Hi, I am using a batch size of 640 on the following model:
It’s a simple CNN with a relation network. Most of the computation time is spent merely on loading the data. In fact, I checked the GPU usage and most of the time they’re not being used. I have 4 GPUs and they seem to process the data quickly, once it’s loaded. I also have 40 CPUs serving as workers.
However, I am in a hurry and the training time is too long with my current setup (3 weeks!). The bottleneck is the data loading I believe. See the __getitem__
and collate
functions in the dataset.py of the link above.
Is there any way to speed up data loading with such large image batches? Perhaps a way to leverage my 40 CPUs? Any help would be greatly appreciated; this is particularly urgent.
Generally, multiple workers should speedup your data loading, although the sweet spot depends on your setup.
You could have a look at this post for more information about potential bottlenecks.
Also, you might want to use DALI in case it fits your use case.

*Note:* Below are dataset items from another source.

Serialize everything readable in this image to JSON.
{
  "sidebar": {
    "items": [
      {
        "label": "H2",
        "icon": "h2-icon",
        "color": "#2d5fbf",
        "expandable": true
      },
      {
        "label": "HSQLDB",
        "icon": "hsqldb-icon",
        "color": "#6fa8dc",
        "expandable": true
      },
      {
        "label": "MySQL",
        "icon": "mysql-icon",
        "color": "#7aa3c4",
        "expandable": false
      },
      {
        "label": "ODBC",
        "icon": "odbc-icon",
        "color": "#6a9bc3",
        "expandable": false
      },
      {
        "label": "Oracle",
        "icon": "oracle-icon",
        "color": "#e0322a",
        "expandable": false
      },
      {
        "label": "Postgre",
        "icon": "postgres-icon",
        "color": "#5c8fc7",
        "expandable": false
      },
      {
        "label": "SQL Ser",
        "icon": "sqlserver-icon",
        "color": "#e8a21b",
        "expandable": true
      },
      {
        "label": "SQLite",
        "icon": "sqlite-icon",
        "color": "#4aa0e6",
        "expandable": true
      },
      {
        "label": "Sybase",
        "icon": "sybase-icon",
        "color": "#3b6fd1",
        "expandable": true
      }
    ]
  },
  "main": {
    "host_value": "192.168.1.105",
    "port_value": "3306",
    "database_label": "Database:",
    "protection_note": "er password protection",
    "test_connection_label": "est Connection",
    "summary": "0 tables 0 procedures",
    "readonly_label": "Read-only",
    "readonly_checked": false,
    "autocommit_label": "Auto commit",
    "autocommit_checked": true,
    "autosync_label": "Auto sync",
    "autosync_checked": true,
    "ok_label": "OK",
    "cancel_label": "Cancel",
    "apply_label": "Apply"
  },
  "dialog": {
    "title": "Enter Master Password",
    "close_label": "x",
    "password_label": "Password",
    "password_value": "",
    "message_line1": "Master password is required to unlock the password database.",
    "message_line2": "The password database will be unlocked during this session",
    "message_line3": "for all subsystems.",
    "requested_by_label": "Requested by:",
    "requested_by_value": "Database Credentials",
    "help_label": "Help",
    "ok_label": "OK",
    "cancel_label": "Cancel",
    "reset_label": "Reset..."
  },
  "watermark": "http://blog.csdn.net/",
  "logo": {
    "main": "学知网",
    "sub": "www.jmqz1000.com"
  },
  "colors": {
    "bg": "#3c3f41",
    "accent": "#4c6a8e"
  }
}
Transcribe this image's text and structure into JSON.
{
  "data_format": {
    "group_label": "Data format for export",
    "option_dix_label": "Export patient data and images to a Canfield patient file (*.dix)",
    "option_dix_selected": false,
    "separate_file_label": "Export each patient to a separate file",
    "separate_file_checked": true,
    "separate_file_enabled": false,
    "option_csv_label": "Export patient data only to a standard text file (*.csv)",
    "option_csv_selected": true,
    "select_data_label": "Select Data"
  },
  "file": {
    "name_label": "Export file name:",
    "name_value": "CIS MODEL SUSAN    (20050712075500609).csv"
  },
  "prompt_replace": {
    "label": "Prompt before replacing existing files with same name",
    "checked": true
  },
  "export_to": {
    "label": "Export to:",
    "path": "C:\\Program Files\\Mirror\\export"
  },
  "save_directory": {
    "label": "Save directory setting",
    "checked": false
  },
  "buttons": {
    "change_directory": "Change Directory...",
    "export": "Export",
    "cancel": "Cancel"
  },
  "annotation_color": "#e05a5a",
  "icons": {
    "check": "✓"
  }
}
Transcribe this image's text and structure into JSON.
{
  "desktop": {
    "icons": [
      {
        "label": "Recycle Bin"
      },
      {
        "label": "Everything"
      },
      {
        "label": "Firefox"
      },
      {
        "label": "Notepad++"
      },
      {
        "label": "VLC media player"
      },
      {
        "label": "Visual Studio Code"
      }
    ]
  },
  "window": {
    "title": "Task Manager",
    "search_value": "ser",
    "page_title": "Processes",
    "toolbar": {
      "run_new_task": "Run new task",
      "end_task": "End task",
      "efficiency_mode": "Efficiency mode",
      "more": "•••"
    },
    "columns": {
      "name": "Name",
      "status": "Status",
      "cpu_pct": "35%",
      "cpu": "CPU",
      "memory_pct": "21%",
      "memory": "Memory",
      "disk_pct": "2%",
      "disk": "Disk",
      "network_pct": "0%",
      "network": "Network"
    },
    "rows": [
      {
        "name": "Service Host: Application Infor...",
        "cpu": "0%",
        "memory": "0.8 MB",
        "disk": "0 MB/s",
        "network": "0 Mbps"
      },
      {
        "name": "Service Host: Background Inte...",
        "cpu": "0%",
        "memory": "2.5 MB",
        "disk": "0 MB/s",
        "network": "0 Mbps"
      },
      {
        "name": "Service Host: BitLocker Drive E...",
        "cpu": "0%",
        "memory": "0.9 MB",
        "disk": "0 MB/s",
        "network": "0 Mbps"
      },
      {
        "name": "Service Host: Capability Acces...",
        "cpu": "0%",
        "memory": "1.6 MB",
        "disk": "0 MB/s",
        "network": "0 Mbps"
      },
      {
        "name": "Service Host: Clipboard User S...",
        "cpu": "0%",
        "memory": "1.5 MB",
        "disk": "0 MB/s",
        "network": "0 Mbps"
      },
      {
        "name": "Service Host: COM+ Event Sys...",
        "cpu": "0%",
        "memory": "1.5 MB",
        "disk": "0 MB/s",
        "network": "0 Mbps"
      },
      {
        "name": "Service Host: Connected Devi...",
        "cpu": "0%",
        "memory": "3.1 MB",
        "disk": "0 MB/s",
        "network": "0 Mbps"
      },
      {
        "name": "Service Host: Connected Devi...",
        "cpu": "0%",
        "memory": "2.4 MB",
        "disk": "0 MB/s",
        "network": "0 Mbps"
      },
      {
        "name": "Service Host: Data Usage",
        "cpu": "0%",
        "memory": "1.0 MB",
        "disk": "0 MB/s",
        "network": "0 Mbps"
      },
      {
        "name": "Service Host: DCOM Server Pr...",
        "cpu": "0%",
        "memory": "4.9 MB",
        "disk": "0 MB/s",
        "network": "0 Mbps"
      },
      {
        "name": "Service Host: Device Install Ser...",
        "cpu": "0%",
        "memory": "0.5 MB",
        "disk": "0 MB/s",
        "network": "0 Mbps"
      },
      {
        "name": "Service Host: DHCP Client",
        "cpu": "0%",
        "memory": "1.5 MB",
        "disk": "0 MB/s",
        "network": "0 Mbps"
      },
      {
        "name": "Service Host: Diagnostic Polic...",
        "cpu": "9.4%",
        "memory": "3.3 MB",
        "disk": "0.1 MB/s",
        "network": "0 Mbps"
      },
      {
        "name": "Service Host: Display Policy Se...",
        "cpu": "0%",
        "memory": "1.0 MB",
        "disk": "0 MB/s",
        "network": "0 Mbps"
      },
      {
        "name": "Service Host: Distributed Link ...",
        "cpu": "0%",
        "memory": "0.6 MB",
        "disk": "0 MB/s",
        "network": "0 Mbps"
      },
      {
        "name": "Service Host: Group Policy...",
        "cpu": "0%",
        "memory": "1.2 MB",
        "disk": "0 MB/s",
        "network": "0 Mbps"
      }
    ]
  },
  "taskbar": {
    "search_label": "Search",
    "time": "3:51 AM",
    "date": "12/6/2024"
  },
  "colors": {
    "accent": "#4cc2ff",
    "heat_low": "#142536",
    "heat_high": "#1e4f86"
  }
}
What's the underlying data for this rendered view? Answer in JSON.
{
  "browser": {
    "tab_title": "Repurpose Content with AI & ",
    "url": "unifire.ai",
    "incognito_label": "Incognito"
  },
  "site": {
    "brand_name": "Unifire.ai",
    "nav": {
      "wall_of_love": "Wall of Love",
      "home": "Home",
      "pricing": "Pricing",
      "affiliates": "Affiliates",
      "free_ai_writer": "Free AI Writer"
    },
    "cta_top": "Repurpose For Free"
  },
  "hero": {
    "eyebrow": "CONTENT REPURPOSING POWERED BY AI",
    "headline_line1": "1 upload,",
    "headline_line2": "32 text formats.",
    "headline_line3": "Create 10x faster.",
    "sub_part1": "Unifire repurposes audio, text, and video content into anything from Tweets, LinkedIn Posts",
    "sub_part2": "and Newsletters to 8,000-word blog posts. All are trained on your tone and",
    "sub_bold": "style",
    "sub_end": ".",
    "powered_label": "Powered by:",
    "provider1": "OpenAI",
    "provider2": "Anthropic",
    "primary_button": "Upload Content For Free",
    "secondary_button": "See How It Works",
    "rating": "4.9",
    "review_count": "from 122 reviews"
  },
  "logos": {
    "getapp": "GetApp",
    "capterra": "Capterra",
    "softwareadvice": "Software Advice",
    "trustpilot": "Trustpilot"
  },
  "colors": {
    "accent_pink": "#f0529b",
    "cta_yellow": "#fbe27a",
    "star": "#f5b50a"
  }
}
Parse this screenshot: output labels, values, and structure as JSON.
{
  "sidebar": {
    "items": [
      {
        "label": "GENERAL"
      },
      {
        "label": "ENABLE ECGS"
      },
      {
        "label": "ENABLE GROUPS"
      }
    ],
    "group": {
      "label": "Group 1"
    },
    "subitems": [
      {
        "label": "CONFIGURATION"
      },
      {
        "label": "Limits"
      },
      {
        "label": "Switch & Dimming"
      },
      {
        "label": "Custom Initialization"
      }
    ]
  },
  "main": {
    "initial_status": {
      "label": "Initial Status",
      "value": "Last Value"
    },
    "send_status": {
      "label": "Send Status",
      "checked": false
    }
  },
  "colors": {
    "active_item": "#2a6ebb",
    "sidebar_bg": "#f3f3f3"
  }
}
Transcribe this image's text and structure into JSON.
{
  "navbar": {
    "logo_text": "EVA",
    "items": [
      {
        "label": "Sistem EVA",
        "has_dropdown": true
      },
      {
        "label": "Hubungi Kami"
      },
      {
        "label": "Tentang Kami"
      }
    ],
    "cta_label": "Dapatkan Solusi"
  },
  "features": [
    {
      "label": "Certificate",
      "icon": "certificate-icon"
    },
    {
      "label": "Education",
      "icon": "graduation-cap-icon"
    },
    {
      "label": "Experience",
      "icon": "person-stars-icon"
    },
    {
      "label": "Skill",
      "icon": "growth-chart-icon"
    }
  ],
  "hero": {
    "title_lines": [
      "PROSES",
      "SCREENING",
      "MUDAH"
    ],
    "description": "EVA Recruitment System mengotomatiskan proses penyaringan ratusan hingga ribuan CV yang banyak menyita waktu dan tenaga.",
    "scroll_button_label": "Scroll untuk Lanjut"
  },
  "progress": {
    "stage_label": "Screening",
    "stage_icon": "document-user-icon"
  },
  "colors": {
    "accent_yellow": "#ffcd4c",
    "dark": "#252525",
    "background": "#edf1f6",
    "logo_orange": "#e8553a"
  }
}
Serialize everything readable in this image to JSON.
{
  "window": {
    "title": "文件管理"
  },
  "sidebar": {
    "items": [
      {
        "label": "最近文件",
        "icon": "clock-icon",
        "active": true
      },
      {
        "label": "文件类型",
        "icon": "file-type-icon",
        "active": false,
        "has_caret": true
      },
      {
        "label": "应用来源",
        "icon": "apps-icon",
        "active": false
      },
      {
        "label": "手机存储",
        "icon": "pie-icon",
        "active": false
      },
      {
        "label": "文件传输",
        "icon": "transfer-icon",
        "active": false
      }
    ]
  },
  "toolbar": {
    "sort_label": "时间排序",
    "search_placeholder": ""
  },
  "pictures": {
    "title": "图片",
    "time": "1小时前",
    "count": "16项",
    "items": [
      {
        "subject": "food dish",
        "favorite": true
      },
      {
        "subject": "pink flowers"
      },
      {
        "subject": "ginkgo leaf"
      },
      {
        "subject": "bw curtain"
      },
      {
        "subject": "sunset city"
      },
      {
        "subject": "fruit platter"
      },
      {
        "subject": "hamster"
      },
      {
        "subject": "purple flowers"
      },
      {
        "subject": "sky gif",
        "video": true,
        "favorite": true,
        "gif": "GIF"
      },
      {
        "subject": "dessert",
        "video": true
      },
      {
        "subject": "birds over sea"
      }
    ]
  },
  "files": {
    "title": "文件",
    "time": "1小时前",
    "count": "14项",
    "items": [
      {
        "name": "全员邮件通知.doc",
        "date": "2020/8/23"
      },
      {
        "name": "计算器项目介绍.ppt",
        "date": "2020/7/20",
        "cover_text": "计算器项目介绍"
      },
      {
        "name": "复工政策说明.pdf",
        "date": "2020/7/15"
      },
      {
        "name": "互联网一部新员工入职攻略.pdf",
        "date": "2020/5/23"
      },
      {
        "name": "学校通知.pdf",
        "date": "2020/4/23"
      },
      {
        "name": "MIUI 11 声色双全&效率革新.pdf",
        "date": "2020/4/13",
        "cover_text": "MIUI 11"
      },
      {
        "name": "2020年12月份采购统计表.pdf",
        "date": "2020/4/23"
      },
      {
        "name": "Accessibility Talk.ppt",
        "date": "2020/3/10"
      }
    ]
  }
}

Not to be a nuisance, but is there anything obvious that stands out to you in this data loader? https://github.com/rosinality/relation-networks-pytorch/blob/master/dataset.py
The collate_data
function uses a sort, but getting rid of it didn’t fix the intermittent pauses throughout training. If you could take a glimpse and if something stands out to you that I didn’t catch, it would be really appreciated.
The Dataset
looks good and apparently the custom collate_fn
doesn’t change the slow down.
You could install PIL-SIMD
to speed up the image transformations.
PIL-SIMD
is a drop-in replacement for PIL
and you don’t have to change any calls, so this might be worth a try.